When combined with BioDuro's capabilities, the opportunity becomes even stronger: clients can move from intelligence to execution more efficiently, with a clearer path from hypothesis to experimental validation.
The most valuable output is not simply a ranked list. It is a clear rationale for what to do next.
For each opportunity, we aim to explain why the signal is emerging, what evidence supports it, which competitors or academic groups are active, which indications or patient populations may be most relevant, and what uncertainties need to be resolved. From there, the next question is usually experimental: what assay, model, biomarker, or validation package would give the client confidence to move forward?
This is where the connection with BioDuro becomes highly relevant. Intangia can help identify and prioritize the opportunity, while BioDuro can help design and execute the experiments needed to validate it. That could include biology assays, translational studies, DMPK, chemistry, or other integrated discovery work depending on the question.
In other words, the workflow can move from "what should we test?" to "how should we test it?" and then to "what data do we need to make a decision?"

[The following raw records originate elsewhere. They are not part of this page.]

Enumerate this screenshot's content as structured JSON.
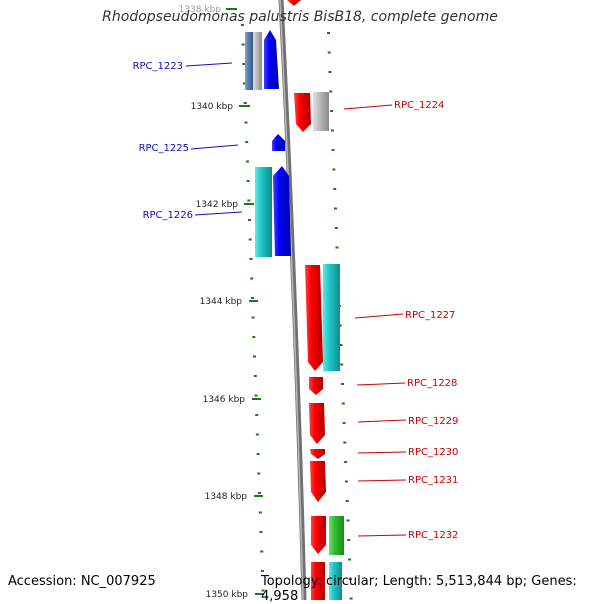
{
  "title": "Rhodopseudomonas palustris BisB18, complete genome",
  "footer": {
    "accession": "Accession: NC_007925",
    "summary": "Topology: circular; Length: 5,513,844 bp; Genes: 4,958"
  },
  "ruler": [
    "1338 kbp",
    "1340 kbp",
    "1342 kbp",
    "1344 kbp",
    "1346 kbp",
    "1348 kbp",
    "1350 kbp"
  ],
  "colors": {
    "left_label": "#1010c0",
    "right_label": "#cc0000",
    "ticks": "#1a7a1a",
    "backbone": "#888888"
  },
  "genes": [
    {
      "label": "RPC_1223",
      "side": "left"
    },
    {
      "label": "RPC_1224",
      "side": "right"
    },
    {
      "label": "RPC_1225",
      "side": "left"
    },
    {
      "label": "RPC_1226",
      "side": "left"
    },
    {
      "label": "RPC_1227",
      "side": "right"
    },
    {
      "label": "RPC_1228",
      "side": "right"
    },
    {
      "label": "RPC_1229",
      "side": "right"
    },
    {
      "label": "RPC_1230",
      "side": "right"
    },
    {
      "label": "RPC_1231",
      "side": "right"
    },
    {
      "label": "RPC_1232",
      "side": "right"
    }
  ]
}
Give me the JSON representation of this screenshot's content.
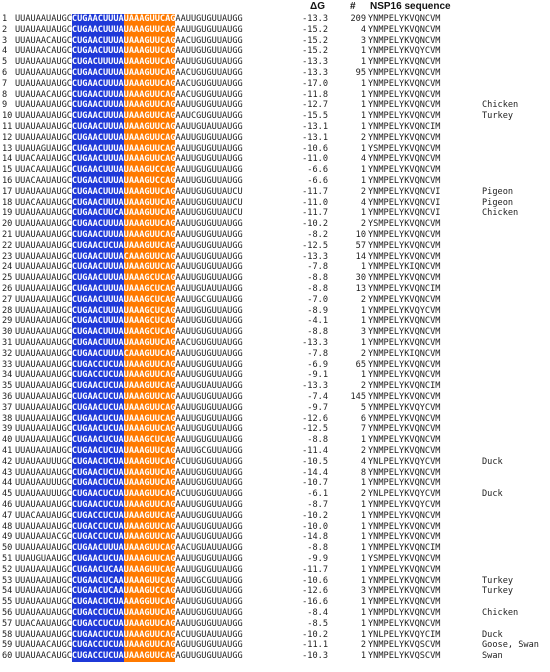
{
  "headers": {
    "dg": "ΔG",
    "count": "#",
    "protein": "NSP16 sequence"
  },
  "rows": [
    {
      "n": "1",
      "pre": "UUAUAAUAUGC",
      "blue": "CUGAACUUUA",
      "red": "UAAAGUUCAG",
      "post": "AAUUGUGUUAUGG",
      "dg": "-13.3",
      "count": "209",
      "protein": "YNMPELYKVQNCVM",
      "host": ""
    },
    {
      "n": "2",
      "pre": "UUAUAAUAUGC",
      "blue": "CUGAACUUUA",
      "red": "UAAAGUUCAG",
      "post": "AAUUGUGUUAUGG",
      "dg": "-15.2",
      "count": "4",
      "protein": "YNMPELYKVQNCVM",
      "host": ""
    },
    {
      "n": "3",
      "pre": "UUAUAACAUGC",
      "blue": "CUGAACUUUA",
      "red": "UAAAGUUCAG",
      "post": "AACUGUGUUAUGG",
      "dg": "-15.2",
      "count": "3",
      "protein": "YNMPELYKVQNCVM",
      "host": ""
    },
    {
      "n": "4",
      "pre": "UUAUAACAUGC",
      "blue": "CUGAACUUUA",
      "red": "UAAAGUUCAG",
      "post": "AAUUGUGUUAUGG",
      "dg": "-15.2",
      "count": "1",
      "protein": "YNMPELYKVQYCVM",
      "host": ""
    },
    {
      "n": "5",
      "pre": "UUAUAAUAUGC",
      "blue": "CUGACUUUUA",
      "red": "UAAAGUUCAG",
      "post": "AAUUGUGUUAUGG",
      "dg": "-13.3",
      "count": "1",
      "protein": "YNMPELYKVQNCVM",
      "host": ""
    },
    {
      "n": "6",
      "pre": "UUAUAAUAUGC",
      "blue": "CUGAACUUUA",
      "red": "UAAAGUUCAG",
      "post": "AACUGUGUUAUGG",
      "dg": "-13.3",
      "count": "95",
      "protein": "YNMPELYKVQNCVM",
      "host": ""
    },
    {
      "n": "7",
      "pre": "UUAUAAUAUGC",
      "blue": "CUGAACUUUA",
      "red": "UAAAGUUCAG",
      "post": "AACUGUGUUAUGG",
      "dg": "-17.0",
      "count": "1",
      "protein": "YNMPELYKVQNCVM",
      "host": ""
    },
    {
      "n": "8",
      "pre": "UUAUAACAUGC",
      "blue": "CUGAACUUUA",
      "red": "UAAAGUUCAG",
      "post": "AACUGUGUUAUGG",
      "dg": "-11.8",
      "count": "1",
      "protein": "YNMPELYKVQNCVM",
      "host": ""
    },
    {
      "n": "9",
      "pre": "UUAUAAUAUGC",
      "blue": "CUGAACUUUA",
      "red": "UAAAGUUCAG",
      "post": "AAUUGUGUUAUGG",
      "dg": "-12.7",
      "count": "1",
      "protein": "YNMPELYKVQNCVM",
      "host": "Chicken"
    },
    {
      "n": "10",
      "pre": "UUAUAAUAUGC",
      "blue": "CUGAACUUUA",
      "red": "UAAAGUUCAG",
      "post": "AAUCGUGUUAUGG",
      "dg": "-15.5",
      "count": "1",
      "protein": "YNMPELYKVQNCVM",
      "host": "Turkey"
    },
    {
      "n": "11",
      "pre": "UUAUAAUAUGC",
      "blue": "CUGAACUUUA",
      "red": "UAAAGUUCAG",
      "post": "AAUUGUAUUAUGG",
      "dg": "-13.1",
      "count": "1",
      "protein": "YNMPELYKVQNCIM",
      "host": ""
    },
    {
      "n": "12",
      "pre": "UUAUAAUAUGC",
      "blue": "CUGAACUUUA",
      "red": "UAAAGUUCAG",
      "post": "AAUUGUGUUAUGG",
      "dg": "-13.1",
      "count": "2",
      "protein": "YNMPELYKVQNCVM",
      "host": ""
    },
    {
      "n": "13",
      "pre": "UUAUAGUAUGC",
      "blue": "CUGAACUUUA",
      "red": "UAAAGUUCAG",
      "post": "AAUUGUGUUAUGG",
      "dg": "-10.6",
      "count": "1",
      "protein": "YSMPELYKVQNCVM",
      "host": ""
    },
    {
      "n": "14",
      "pre": "UUACAAUAUGC",
      "blue": "CUGAACUUUA",
      "red": "UAAAGUUCAG",
      "post": "AAUUGUGUUAUGG",
      "dg": "-11.0",
      "count": "4",
      "protein": "YNMPELYKVQNCVM",
      "host": ""
    },
    {
      "n": "15",
      "pre": "UUACAAUAUGC",
      "blue": "CUGAACUUUA",
      "red": "UAAAGUCCAG",
      "post": "AAUUGUGUUAUGG",
      "dg": "-6.6",
      "count": "1",
      "protein": "YNMPELYKVQNCVM",
      "host": ""
    },
    {
      "n": "16",
      "pre": "UUACAAUAUGC",
      "blue": "CUGAACUUUA",
      "red": "UAAAGUCCAG",
      "post": "AAUUGUGUUAUGG",
      "dg": "-6.6",
      "count": "1",
      "protein": "YNMPELYKVQNCVM",
      "host": ""
    },
    {
      "n": "17",
      "pre": "UUAUAAUAUGC",
      "blue": "CUGAACUUUA",
      "red": "UAAAGUUCAG",
      "post": "AAUUGUGUUAUCU",
      "dg": "-11.7",
      "count": "2",
      "protein": "YNMPELYKVQNCVI",
      "host": "Pigeon"
    },
    {
      "n": "18",
      "pre": "UUACAAUAUGC",
      "blue": "CUGAACUUUA",
      "red": "UAAAGUUCAG",
      "post": "AAUUGUGUUAUCU",
      "dg": "-11.0",
      "count": "4",
      "protein": "YNMPELYKVQNCVI",
      "host": "Pigeon"
    },
    {
      "n": "19",
      "pre": "UUAUAAUAUGC",
      "blue": "CUGAACUUCA",
      "red": "UAAAGUUCAG",
      "post": "AAUUGUGUUAUCU",
      "dg": "-11.7",
      "count": "1",
      "protein": "YNMPELYKVQNCVI",
      "host": "Chicken"
    },
    {
      "n": "20",
      "pre": "UUAUAAUAUGC",
      "blue": "CUGAACUUUA",
      "red": "UAAAGUUCAG",
      "post": "AAUUGUGUUAUGG",
      "dg": "-10.2",
      "count": "2",
      "protein": "YSMPELYKVQNCVM",
      "host": ""
    },
    {
      "n": "21",
      "pre": "UUAUAAUAUGC",
      "blue": "CUGAACUUUA",
      "red": "UAAAGUUCAG",
      "post": "AAUUGUGUUAUGG",
      "dg": "-8.2",
      "count": "10",
      "protein": "YNMPELYKVQNCVM",
      "host": ""
    },
    {
      "n": "22",
      "pre": "UUAUAAUAUGC",
      "blue": "CUGAACUCUA",
      "red": "UAAAGUUCAG",
      "post": "AAUUGUGUUAUGG",
      "dg": "-12.5",
      "count": "57",
      "protein": "YNMPELYKVQNCVM",
      "host": ""
    },
    {
      "n": "23",
      "pre": "UUAUAAUAUGC",
      "blue": "CUGAACUUUA",
      "red": "CAAAGUUCAG",
      "post": "AAUUGUGUUAUGG",
      "dg": "-13.3",
      "count": "14",
      "protein": "YNMPELYKVQNCVM",
      "host": ""
    },
    {
      "n": "24",
      "pre": "UUAUAAUAUGC",
      "blue": "CUGAACUUUA",
      "red": "UAAAGUUCAG",
      "post": "AAUUGUGUUAUGG",
      "dg": "-7.8",
      "count": "1",
      "protein": "YNMPELYKIQNCVM",
      "host": ""
    },
    {
      "n": "25",
      "pre": "UUAUAAUAUGC",
      "blue": "CUGAACUUUA",
      "red": "UAAAGCUCAG",
      "post": "AAUUGUGUUAUGG",
      "dg": "-8.8",
      "count": "30",
      "protein": "YNMPELYKVQNCVM",
      "host": ""
    },
    {
      "n": "26",
      "pre": "UUAUAAUAUGC",
      "blue": "CUGAACUUUA",
      "red": "UAAAGCUCAG",
      "post": "AAUUGUAUUAUGG",
      "dg": "-8.8",
      "count": "13",
      "protein": "YNMPELYKVQNCIM",
      "host": ""
    },
    {
      "n": "27",
      "pre": "UUAUAAUAUGC",
      "blue": "CUGAACUUUA",
      "red": "UAAAGCUCAG",
      "post": "AAUUGCGUUAUGG",
      "dg": "-7.0",
      "count": "2",
      "protein": "YNMPELYKVQNCVM",
      "host": ""
    },
    {
      "n": "28",
      "pre": "UUAUAAUAUGC",
      "blue": "CUGAACUUUA",
      "red": "UAAAGCUCAG",
      "post": "AAUUGUGUUAUGG",
      "dg": "-8.9",
      "count": "1",
      "protein": "YNMPELYKVQYCVM",
      "host": ""
    },
    {
      "n": "29",
      "pre": "UUAUAAUAUGC",
      "blue": "CUGAACUUUA",
      "red": "UAAAGCUCAG",
      "post": "AAUUGUGUUAUGG",
      "dg": "-4.1",
      "count": "1",
      "protein": "YNMPELYKVQNCVM",
      "host": ""
    },
    {
      "n": "30",
      "pre": "UUAUAAUAUGC",
      "blue": "CUGAACUUUA",
      "red": "UAAAGCUCAG",
      "post": "AAUUGUGUUAUGG",
      "dg": "-8.8",
      "count": "3",
      "protein": "YNMPELYKVQNCVM",
      "host": ""
    },
    {
      "n": "31",
      "pre": "UUAUAAUAUGC",
      "blue": "CUGAACUUUA",
      "red": "UAAAGUUCAG",
      "post": "AACUGUGUUAUGG",
      "dg": "-13.3",
      "count": "1",
      "protein": "YNMPELYKVQNCVM",
      "host": ""
    },
    {
      "n": "32",
      "pre": "UUAUAAUAUGC",
      "blue": "CUGAACUUUA",
      "red": "CAAAGUUCAG",
      "post": "AAUUGUGUUAUGG",
      "dg": "-7.8",
      "count": "2",
      "protein": "YNMPELYKIQNCVM",
      "host": ""
    },
    {
      "n": "33",
      "pre": "UUAUAAUAUGC",
      "blue": "CUGACCUCUA",
      "red": "UAAAGUUCAG",
      "post": "AAUUGUGUUAUGG",
      "dg": "-6.9",
      "count": "65",
      "protein": "YNMPELYKVQNCVM",
      "host": ""
    },
    {
      "n": "34",
      "pre": "UUAUAAUAUGC",
      "blue": "CUGACCUCUA",
      "red": "UAAAGUUCAG",
      "post": "AAUUGUGUUAUGG",
      "dg": "-9.1",
      "count": "1",
      "protein": "YNMPELYKVQNCVM",
      "host": ""
    },
    {
      "n": "35",
      "pre": "UUAUAAUAUGC",
      "blue": "CUGAACUCUA",
      "red": "UAAAGUUCAG",
      "post": "AAUUGUAUUAUGG",
      "dg": "-13.3",
      "count": "2",
      "protein": "YNMPELYKVQNCIM",
      "host": ""
    },
    {
      "n": "36",
      "pre": "UUAUAAUAUGC",
      "blue": "CUGAACUCUA",
      "red": "UAAAGUUCAG",
      "post": "AAUUGUGUUAUGG",
      "dg": "-7.4",
      "count": "145",
      "protein": "YNMPELYKVQNCVM",
      "host": ""
    },
    {
      "n": "37",
      "pre": "UUAUAAUAUGC",
      "blue": "CUGAACUCUA",
      "red": "UAAAGUUCAG",
      "post": "AAUUGUGUUAUGG",
      "dg": "-9.7",
      "count": "5",
      "protein": "YNMPELYKVQYCVM",
      "host": ""
    },
    {
      "n": "38",
      "pre": "UUAUAAUAUGC",
      "blue": "CUGAACUCUA",
      "red": "UAAAGUUCAG",
      "post": "AAUUGUGUUAUGG",
      "dg": "-12.6",
      "count": "6",
      "protein": "YNMPELYKVQNCVM",
      "host": ""
    },
    {
      "n": "39",
      "pre": "UUAUAAUAUGC",
      "blue": "CUGAACUCUA",
      "red": "UAAAGUUCAG",
      "post": "AAUUGUGUUAUGG",
      "dg": "-12.5",
      "count": "7",
      "protein": "YNMPELYKVQNCVM",
      "host": ""
    },
    {
      "n": "40",
      "pre": "UUAUAAUAUGC",
      "blue": "CUGAACUCUA",
      "red": "UAAAGCUCAG",
      "post": "AAUUGUGUUAUGG",
      "dg": "-8.8",
      "count": "1",
      "protein": "YNMPELYKVQNCVM",
      "host": ""
    },
    {
      "n": "41",
      "pre": "UUAUAAUAUGC",
      "blue": "CUGAACUCUA",
      "red": "UAAAGUUCAG",
      "post": "AAUUGCGUUAUGG",
      "dg": "-11.4",
      "count": "2",
      "protein": "YNMPELYKVQNCVM",
      "host": ""
    },
    {
      "n": "42",
      "pre": "UUAUAAUUUGC",
      "blue": "CUGAACUCUA",
      "red": "UAAAGUUCAG",
      "post": "ACUUGUGUUAUGG",
      "dg": "-10.5",
      "count": "4",
      "protein": "YNLPELYKVQYCVM",
      "host": "Duck"
    },
    {
      "n": "43",
      "pre": "UUAUAAUAUGC",
      "blue": "CUGAACUCUA",
      "red": "UAAAGUUCAG",
      "post": "AAUUGUGUUAUGG",
      "dg": "-14.4",
      "count": "8",
      "protein": "YNMPELYKVQNCVM",
      "host": ""
    },
    {
      "n": "44",
      "pre": "UUAUAAUUUGC",
      "blue": "CUGAACUCUA",
      "red": "UAAAGUUCAG",
      "post": "AAUUGUGUUAUGG",
      "dg": "-10.7",
      "count": "1",
      "protein": "YNMPELYKVQNCVM",
      "host": ""
    },
    {
      "n": "45",
      "pre": "UUAUAAUUUGC",
      "blue": "CUGAACUCUA",
      "red": "UAAAGUUCAG",
      "post": "ACUUGUGUUAUGG",
      "dg": "-6.1",
      "count": "2",
      "protein": "YNLPELYKVQYCVM",
      "host": "Duck"
    },
    {
      "n": "46",
      "pre": "UUAUAAUAUGC",
      "blue": "CUGAACUCUA",
      "red": "UAAAGUUCAG",
      "post": "AAUUGUGUUAUGG",
      "dg": "-8.7",
      "count": "1",
      "protein": "YNMPELYKVQYCVM",
      "host": ""
    },
    {
      "n": "47",
      "pre": "UUACAAUAUGC",
      "blue": "CUGACCUCUA",
      "red": "UAAAGUUCAG",
      "post": "AAUUGUGUUAUGG",
      "dg": "-10.2",
      "count": "1",
      "protein": "YNMPELYKVQNCVM",
      "host": ""
    },
    {
      "n": "48",
      "pre": "UUAUAAUAUGC",
      "blue": "CUGACCUCUA",
      "red": "UAAAGUUCAG",
      "post": "AAUUGUGUUAUGG",
      "dg": "-10.0",
      "count": "1",
      "protein": "YNMPELYKVQNCVM",
      "host": ""
    },
    {
      "n": "49",
      "pre": "UUAUAAUACGC",
      "blue": "CUGACCUCUA",
      "red": "UAAAGUUCAG",
      "post": "AAUUGUGUUAUGG",
      "dg": "-14.8",
      "count": "1",
      "protein": "YNMPELYKVQNCVM",
      "host": ""
    },
    {
      "n": "50",
      "pre": "UUAUAAUAUGC",
      "blue": "CUGAACUUUA",
      "red": "UAAAGUUCAG",
      "post": "AACUGUAUUAUGG",
      "dg": "-8.8",
      "count": "1",
      "protein": "YNMPELYKVQNCIM",
      "host": ""
    },
    {
      "n": "51",
      "pre": "UUAUGUAAUGC",
      "blue": "CUGAACUCUA",
      "red": "UAAAGUUCAG",
      "post": "AAUUGUGUUAUGG",
      "dg": "-9.9",
      "count": "1",
      "protein": "YSMPELYKVQNCVM",
      "host": ""
    },
    {
      "n": "52",
      "pre": "UUAUAAUAUGC",
      "blue": "CUGAACUCAA",
      "red": "UAAAGUUCAG",
      "post": "AAUUGUGUUAUGG",
      "dg": "-11.7",
      "count": "1",
      "protein": "YNMPELYKVQNCVM",
      "host": ""
    },
    {
      "n": "53",
      "pre": "UUAUAAUAUGC",
      "blue": "CUGAACUCAA",
      "red": "UAAAGUUCAG",
      "post": "AAUUGCGUUAUGG",
      "dg": "-10.6",
      "count": "1",
      "protein": "YNMPELYKVQNCVM",
      "host": "Turkey"
    },
    {
      "n": "54",
      "pre": "UUAUAAUAUGC",
      "blue": "CUGAACUCAA",
      "red": "UAAAGUCCAG",
      "post": "AAUUGUGUUAUGG",
      "dg": "-12.6",
      "count": "3",
      "protein": "YNMPELYKVQNCVM",
      "host": "Turkey"
    },
    {
      "n": "55",
      "pre": "UUAUAAUAUGC",
      "blue": "CUGAACUCUA",
      "red": "AAAGGUUCAG",
      "post": "AAUUGUGUUAUGG",
      "dg": "-16.6",
      "count": "1",
      "protein": "YNMPELYKVQNCVM",
      "host": ""
    },
    {
      "n": "56",
      "pre": "UUAUAAUAUGC",
      "blue": "CUGACCUCUA",
      "red": "UAAAGUUCAG",
      "post": "AAUUGUGUUAUGG",
      "dg": "-8.4",
      "count": "1",
      "protein": "YNMPDLYKVQNCVM",
      "host": "Chicken"
    },
    {
      "n": "57",
      "pre": "UUACAAUAUGC",
      "blue": "CUGACCUCUA",
      "red": "UAAAGUUCAG",
      "post": "AAUUGUGUUAUGG",
      "dg": "-8.5",
      "count": "1",
      "protein": "YNMPELYKVQNCVM",
      "host": ""
    },
    {
      "n": "58",
      "pre": "UUAUAAUAUGC",
      "blue": "CUGAACUCUA",
      "red": "UAAAGUUCAG",
      "post": "ACUUGUAUUAUGG",
      "dg": "-10.2",
      "count": "1",
      "protein": "YNLPELYKVQYCIM",
      "host": "Duck"
    },
    {
      "n": "59",
      "pre": "UUAUAACAUGC",
      "blue": "CUGACCUCUA",
      "red": "UAAAGUUCAG",
      "post": "AGUUGUGUUAUGG",
      "dg": "-11.1",
      "count": "2",
      "protein": "YNMPELYKVQSCVM",
      "host": "Goose, Swan"
    },
    {
      "n": "60",
      "pre": "UUAUAACAUGC",
      "blue": "CUGACCUCUA",
      "red": "UAAAGUUCAG",
      "post": "AGUUGUGUUAUGG",
      "dg": "-10.3",
      "count": "1",
      "protein": "YNMPELYKVQSCVM",
      "host": "Swan"
    }
  ]
}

Many clients have strong internal teams, but they still face the same bottleneck: identifying the right opportunity early, pressure-testing it quickly, and deciding whether to invest further.
Together, Intangia and BioDuro can support that process from hypothesis generation through experimental validation. Intangia can map the scientific and competitive landscape, identify emerging target or indication opportunities, and prioritize them using evidence-based scoring. BioDuro can then help clients translate those insights into practical experimental plans and high-quality data.
This also reflects Intangia's broader ambition. We are not only building a platform to generate insights; we are building a model to help partners advance selected, high-confidence opportunities. We expect to announce collaborations around co-developing programmes with partners, where pharma and VC networks can help create multiple paths for value creation — including partnering, licensing, or potentially forming new companies around validated opportunities.
For clients, the value is a more integrated discovery workflow: fewer blind spots, faster prioritization, and a clearer path from insight to experiment. Ultimately, the goal is to help teams make better discovery decisions with more confidence — by combining AI-driven intelligence with BioDuro's global discovery execution capabilities.